NEW YORK — For now, there is enough room for two at the Iowa football coaching peak.
Kirk Ferentz tied Hayden Fry for the most wins in program history, at 143, with the Hawkeyes’ 27-20 win over Boston College in the Pinstripe Bowl on Wednesday.
“I really consider myself extremely fortunate,” Ferentz said. “It just gets down to the people you’re with every day.”
It’s fitting the two will spend the offseason tied for first — at least through the offseason — because they are so interconnected.
Fry hired Ferentz as his offensive line coach in 1981. Ferentz coached under Fry until 1989. Ferentz passed on his wisdom, coaching 11 Hawkeyes who went on to the NFL, but also used his time to pick up as much wisdom from Fry as possible.
“Probably one of the best decisions I’ve made outside of asking my wife to marry me, was coming to Iowa in 1981,” Ferentz said.
Fry arrived at Iowa after the 1978 season, taking on a major rebuilding job. The Hawkeyes produced a non-losing campaign three times from 1962-78. Fry quickly changed everything in the program, including the logo, and took Iowa to the Rose Bowl in his third season in 1981.
In 20 seasons, he took Iowa to three Rose Bowls, including 1985, when the Hawkeyes won the league outright. In 1985 and 1990 Iowa won 10 games under Fry, who led the team to 14 bowl games.
Ferentz took over the program in 1999 and created a team that had highs higher than those in the Fry era.
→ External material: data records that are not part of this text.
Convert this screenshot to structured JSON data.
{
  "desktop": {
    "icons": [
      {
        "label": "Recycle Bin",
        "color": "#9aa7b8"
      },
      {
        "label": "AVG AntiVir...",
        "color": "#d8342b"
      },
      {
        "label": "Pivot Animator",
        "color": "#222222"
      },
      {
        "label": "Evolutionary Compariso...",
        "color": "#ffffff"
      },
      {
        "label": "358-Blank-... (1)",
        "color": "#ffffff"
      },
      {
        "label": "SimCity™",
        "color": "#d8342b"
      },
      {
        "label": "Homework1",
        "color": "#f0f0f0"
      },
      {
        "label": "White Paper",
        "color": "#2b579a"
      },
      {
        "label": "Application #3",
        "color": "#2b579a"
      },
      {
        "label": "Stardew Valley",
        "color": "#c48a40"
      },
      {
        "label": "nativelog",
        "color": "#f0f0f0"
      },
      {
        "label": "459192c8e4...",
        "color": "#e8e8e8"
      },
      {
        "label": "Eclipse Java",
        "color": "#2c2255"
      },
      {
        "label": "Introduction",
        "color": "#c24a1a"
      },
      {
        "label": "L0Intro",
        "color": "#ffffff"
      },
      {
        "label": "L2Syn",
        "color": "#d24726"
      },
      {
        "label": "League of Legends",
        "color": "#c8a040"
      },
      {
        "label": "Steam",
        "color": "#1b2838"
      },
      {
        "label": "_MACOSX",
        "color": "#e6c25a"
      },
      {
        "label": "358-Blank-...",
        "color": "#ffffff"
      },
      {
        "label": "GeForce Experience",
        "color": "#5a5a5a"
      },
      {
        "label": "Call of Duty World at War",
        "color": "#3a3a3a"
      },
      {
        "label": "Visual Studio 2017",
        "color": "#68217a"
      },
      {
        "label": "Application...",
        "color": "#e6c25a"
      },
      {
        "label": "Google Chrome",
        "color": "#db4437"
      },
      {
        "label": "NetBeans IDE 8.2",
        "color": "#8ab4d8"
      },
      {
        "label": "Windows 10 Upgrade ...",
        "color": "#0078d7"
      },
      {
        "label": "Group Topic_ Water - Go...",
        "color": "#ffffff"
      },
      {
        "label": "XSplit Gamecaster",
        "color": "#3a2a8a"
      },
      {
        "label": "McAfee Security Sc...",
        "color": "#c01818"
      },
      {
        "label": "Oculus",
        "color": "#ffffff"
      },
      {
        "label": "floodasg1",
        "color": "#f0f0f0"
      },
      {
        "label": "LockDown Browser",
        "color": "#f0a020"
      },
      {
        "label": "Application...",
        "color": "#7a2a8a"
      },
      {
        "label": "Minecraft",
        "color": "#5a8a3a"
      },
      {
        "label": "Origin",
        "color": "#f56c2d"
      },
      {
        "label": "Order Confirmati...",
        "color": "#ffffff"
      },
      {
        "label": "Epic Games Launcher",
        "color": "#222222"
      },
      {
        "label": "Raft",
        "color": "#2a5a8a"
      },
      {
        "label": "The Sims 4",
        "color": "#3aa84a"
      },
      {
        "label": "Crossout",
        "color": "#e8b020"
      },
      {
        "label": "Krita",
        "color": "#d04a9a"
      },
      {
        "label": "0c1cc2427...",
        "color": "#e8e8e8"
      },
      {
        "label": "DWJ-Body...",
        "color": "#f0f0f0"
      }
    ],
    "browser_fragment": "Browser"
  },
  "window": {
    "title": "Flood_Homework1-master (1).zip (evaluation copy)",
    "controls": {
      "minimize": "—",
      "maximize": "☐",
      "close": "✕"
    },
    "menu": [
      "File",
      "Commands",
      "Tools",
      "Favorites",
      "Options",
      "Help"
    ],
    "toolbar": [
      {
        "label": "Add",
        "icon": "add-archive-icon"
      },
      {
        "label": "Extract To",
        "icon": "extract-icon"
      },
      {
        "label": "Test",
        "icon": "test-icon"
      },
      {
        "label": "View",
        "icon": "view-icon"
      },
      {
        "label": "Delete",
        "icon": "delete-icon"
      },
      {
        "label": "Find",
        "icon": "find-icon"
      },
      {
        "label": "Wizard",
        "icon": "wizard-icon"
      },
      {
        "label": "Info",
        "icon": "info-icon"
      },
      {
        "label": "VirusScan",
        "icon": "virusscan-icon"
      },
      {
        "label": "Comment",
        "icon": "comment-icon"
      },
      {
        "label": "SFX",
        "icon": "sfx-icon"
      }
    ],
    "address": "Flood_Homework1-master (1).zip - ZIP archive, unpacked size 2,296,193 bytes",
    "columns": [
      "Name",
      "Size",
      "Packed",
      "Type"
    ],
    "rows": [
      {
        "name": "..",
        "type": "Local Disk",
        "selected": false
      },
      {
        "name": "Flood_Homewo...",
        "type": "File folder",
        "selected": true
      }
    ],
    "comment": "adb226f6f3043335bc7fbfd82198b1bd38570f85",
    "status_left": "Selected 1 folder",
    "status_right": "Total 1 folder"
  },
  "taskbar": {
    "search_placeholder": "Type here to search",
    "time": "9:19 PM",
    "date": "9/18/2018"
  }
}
Ferentz needed two years to rebuild a stagnated program before making his first bowl in 2011. By 2002, he established Iowa as a program on the rise, winning 11 games, tying for the Big Ten championship and earning an Orange Bowl berth.
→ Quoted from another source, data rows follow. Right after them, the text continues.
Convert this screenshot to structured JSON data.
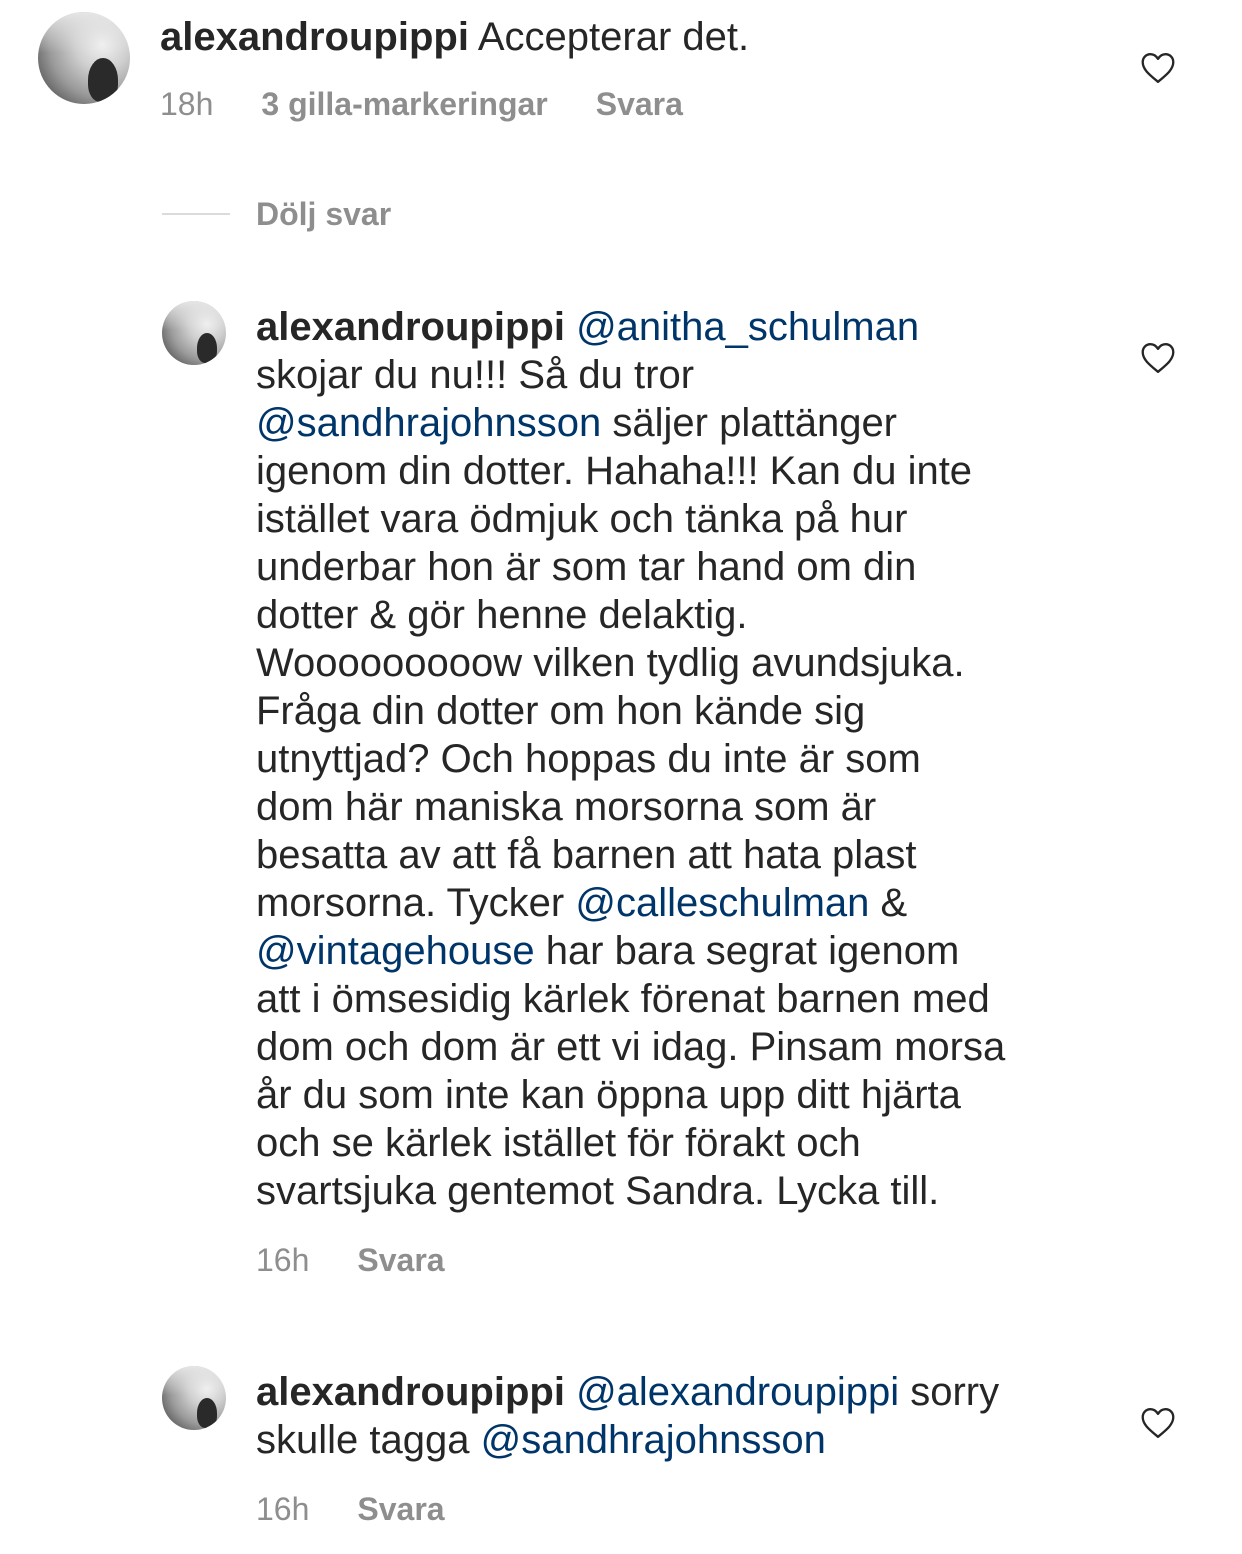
{
  "comments": [
    {
      "username": "alexandroupippi",
      "segments": [
        {
          "type": "text",
          "text": " Accepterar det."
        }
      ],
      "time": "18h",
      "likes": "3 gilla-markeringar",
      "reply": "Svara"
    },
    {
      "username": "alexandroupippi",
      "segments": [
        {
          "type": "text",
          "text": " "
        },
        {
          "type": "mention",
          "text": "@anitha_schulman"
        },
        {
          "type": "text",
          "text": "\nskojar du nu!!! Så du tror\n"
        },
        {
          "type": "mention",
          "text": "@sandhrajohnsson"
        },
        {
          "type": "text",
          "text": " säljer plattänger\nigenom din dotter. Hahaha!!! Kan du inte\nistället vara ödmjuk och tänka på hur\nunderbar hon är som tar hand om din\ndotter & gör henne delaktig.\nWooooooooow vilken tydlig avundsjuka.\nFråga din dotter om hon kände sig\nutnyttjad? Och hoppas du inte är som\ndom här maniska morsorna som är\nbesatta av att få barnen att hata plast\nmorsorna. Tycker "
        },
        {
          "type": "mention",
          "text": "@calleschulman"
        },
        {
          "type": "text",
          "text": " &\n"
        },
        {
          "type": "mention",
          "text": "@vintagehouse"
        },
        {
          "type": "text",
          "text": " har bara segrat igenom\natt i ömsesidig kärlek förenat barnen med\ndom och dom är ett vi idag. Pinsam morsa\når du som inte kan öppna upp ditt hjärta\noch se kärlek istället för förakt och\nsvartsjuka gentemot Sandra. Lycka till."
        }
      ],
      "time": "16h",
      "reply": "Svara"
    },
    {
      "username": "alexandroupippi",
      "segments": [
        {
          "type": "text",
          "text": " "
        },
        {
          "type": "mention",
          "text": "@alexandroupippi"
        },
        {
          "type": "text",
          "text": " sorry\nskulle tagga "
        },
        {
          "type": "mention",
          "text": "@sandhrajohnsson"
        }
      ],
      "time": "16h",
      "reply": "Svara"
    }
  ],
  "hide_replies_label": "Dölj svar",
  "icons": {
    "like": "heart-outline-icon"
  },
  "colors": {
    "text": "#262626",
    "meta": "#8e8e8e",
    "mention": "#003569",
    "divider": "#dbdbdb"
  }
}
Ferentz twice tied for the Big Ten championship and won the Big Ten West title during an undefeated regular season in 2015. His teams won at least 10 games five times and finished in the Associated Press top 10 five times.
Iowa finished this season 8-5. Ferentz’s first crack at passing Fry, and holding the wins record by himself, comes next season when the Hawkeyes host Northern Illinois on Sept. 1, 2018.